Talked to an actress friend today. Depressed, unhappy, rounding 35 and feeling like doors are closing.
She feels completely helpless, and that she is not in control. Its not in her mind. As an actor you're not in control of a damn thing. Always waiting for the phone to ring. And if you surround yourself only with other people in the industry, with acting classes, etc, you're going to think it's the world, and you're going to lose your mind.
Although I empathized with her, the conversation made me feel so good about my choices. To not have to feel like I'm "drifting", a word she kept using, and something the industry has made me feel at times.
I realized that I feel completely, 100% in control.
But it really hit me how good it felt. As someone who's always marched to the beat of their own drum anyways with a bit of a "fuck the man" attitude, I now feel completely free. Ironic, since I've now strapped what some might see as a whale of a responsibility. But no one made me do it, and no one did it for me. Choice.

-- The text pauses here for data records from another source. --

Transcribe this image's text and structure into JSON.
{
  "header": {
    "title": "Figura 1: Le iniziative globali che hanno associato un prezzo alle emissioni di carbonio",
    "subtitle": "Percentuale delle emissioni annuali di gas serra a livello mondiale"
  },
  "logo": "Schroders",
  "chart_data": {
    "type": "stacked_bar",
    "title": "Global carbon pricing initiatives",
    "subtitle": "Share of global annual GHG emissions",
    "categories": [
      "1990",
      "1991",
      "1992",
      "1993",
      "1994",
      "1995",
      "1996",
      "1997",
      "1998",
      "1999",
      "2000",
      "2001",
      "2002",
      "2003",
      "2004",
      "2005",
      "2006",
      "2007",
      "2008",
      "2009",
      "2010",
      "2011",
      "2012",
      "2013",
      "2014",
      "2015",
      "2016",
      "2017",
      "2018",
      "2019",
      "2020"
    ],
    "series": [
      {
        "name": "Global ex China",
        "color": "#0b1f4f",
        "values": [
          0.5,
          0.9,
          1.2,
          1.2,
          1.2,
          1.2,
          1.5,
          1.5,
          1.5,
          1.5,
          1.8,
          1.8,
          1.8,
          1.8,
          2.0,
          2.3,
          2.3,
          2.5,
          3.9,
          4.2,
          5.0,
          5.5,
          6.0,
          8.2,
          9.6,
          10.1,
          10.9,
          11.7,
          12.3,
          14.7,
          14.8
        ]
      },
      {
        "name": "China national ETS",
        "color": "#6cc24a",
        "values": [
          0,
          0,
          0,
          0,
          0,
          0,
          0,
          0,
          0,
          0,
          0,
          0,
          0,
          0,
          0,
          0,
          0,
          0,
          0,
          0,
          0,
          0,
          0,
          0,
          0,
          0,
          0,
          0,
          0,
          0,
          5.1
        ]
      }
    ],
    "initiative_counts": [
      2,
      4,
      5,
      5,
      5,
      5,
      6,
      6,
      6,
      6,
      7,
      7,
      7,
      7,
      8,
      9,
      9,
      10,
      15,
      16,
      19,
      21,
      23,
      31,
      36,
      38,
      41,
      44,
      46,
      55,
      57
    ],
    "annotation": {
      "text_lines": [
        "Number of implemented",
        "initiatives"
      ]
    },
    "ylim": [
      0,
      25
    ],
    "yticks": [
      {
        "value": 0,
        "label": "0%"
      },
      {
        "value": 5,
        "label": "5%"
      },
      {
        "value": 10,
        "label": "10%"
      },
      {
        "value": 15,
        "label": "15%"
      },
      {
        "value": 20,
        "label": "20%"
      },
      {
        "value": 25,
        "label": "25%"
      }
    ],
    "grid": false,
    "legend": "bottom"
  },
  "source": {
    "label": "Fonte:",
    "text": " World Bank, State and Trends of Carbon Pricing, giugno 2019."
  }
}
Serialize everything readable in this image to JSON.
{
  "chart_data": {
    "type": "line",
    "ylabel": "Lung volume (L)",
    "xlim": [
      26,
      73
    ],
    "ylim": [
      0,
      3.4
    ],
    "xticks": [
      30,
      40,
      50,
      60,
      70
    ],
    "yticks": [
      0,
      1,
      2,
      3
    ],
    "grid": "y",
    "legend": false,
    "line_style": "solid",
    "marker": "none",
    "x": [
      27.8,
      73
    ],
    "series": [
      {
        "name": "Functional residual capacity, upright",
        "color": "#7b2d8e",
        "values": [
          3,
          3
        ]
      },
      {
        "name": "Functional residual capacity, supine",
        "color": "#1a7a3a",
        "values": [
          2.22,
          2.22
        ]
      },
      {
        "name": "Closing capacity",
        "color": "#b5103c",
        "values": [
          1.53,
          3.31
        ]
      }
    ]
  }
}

She also asked me how I stay so calm, and the real answer to that is nihilism, or rather, a variation of it. Now people tend to equate being nihilistic with being pessimistic, and I can see why. If you say the basic principle in an Eeyore voice "nothing really matters", it sounds god awful. But it you think of it positively "Nothing matters! Yay!", while doing cartwheels, its actually a very freeing mentality. Of course I lose sight of this in the day to day often, but in my core it really calms me. My basic principle is don't be an asshole, try not to hurt others intentionally, and do whatever the hell you want. There are no rules.